Внутреннее настроение мое, большей частью, живет в стиле саспенс. С самого “утра моей жизни” оно у меня примерно такое, каким его создает в завязках своих фильмов великий Хичкок. Поэтому сейчас, когда я вижу пред мысленным взором расхристанный чемодан упомянутого студиозуса, моя тревога обретает новые градусы. Усилием воли, то есть рефлексом самообмана, я загоняю ее в бездонное, темное узилище подсознания, а своей физиономии придаю бодрый, точнее сказать, бодряческий вид. И студенты, увидев такое мое лицо, вознамериваются мой “оптимизм” еще приумножить.
Но каверзная “дурь” легко, одним коготком, отпирает тайный подвальчик, и загнанная туда тревога вырывается на волю циклопическим, необозримым джинном, перекрывающим собой небеса.
Или объясним так: при виде чемодана я настроение свое выворачиваю наизнанку: убираю тревогу с лицевой стороны внутрь. А “дурь”, подмешанная в табак “Van Nelle”, возвращает ткани моего настроения ее привычный вид. Ткань эта, после нескольких затяжек, вдруг, вспениваясь, берется разрастаться. Разросшись вдосталь, она перекрывает собой небо. Получается какое-то другое, никогда мной не виданное мной небо, словно над планетой Сатурн.

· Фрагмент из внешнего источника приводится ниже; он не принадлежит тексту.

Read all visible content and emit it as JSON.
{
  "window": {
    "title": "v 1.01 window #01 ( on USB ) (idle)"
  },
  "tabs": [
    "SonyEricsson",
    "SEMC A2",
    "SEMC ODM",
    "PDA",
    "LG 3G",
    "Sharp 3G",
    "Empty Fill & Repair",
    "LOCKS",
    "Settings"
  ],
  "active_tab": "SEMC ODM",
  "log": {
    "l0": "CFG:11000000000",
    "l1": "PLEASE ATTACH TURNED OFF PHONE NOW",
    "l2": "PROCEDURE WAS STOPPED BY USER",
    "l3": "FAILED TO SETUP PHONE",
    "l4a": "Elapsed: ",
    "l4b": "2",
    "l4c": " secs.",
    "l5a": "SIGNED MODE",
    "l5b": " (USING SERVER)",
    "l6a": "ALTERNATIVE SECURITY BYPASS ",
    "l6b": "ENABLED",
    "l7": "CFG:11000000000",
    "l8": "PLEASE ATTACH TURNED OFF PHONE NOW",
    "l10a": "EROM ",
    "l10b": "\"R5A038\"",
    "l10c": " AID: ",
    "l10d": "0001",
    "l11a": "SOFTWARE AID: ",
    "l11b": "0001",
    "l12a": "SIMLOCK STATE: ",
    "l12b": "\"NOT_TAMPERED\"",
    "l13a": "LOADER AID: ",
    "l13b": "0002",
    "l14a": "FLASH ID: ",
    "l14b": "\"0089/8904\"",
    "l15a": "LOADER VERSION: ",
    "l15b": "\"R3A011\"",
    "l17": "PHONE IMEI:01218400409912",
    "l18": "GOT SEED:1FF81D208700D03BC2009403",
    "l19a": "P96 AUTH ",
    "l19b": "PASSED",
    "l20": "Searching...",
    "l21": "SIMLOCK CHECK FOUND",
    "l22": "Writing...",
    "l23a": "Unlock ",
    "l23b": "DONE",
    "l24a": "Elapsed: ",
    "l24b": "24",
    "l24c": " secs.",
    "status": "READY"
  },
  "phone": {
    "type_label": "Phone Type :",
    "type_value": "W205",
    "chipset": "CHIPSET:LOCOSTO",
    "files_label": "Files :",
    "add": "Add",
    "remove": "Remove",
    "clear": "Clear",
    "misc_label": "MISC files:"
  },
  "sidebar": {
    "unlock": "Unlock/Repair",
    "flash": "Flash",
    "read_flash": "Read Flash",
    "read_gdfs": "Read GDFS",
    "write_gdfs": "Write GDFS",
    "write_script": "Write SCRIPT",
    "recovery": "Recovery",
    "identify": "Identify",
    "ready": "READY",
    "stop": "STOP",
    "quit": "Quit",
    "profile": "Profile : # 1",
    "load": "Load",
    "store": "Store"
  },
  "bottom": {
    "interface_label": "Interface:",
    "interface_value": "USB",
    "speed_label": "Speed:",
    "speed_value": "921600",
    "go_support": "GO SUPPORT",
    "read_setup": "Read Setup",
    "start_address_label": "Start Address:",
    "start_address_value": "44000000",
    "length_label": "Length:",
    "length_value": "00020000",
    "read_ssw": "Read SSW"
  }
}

И я вижу самолет, который летит, в сложносоставных небесах Сатурна, – и летит он, соответственно, из Амстердама в Санкт-Петербург. В багажном отделении того самолета я четко вижу дырку – прямо в его днище – дырку, по сравнению с размером самого самолета, может, и незначительную, но вполне достаточную, чтоб сквозь нее вывалились, притом бесследно, все мои шмотки-вещички, включая сувениры, подарочки, значки внимания и бесценные мелочи.
В тесноте багажного отделения, притиснутый прямо к дырке днища и словно бы снятый крупным планом, сереет, обвязанный бельевыми веревками, чемодан моего легкомысленного студента. Дыры в том чемодане – чудовищных размеров. Каждая из них – больше самого чемодана.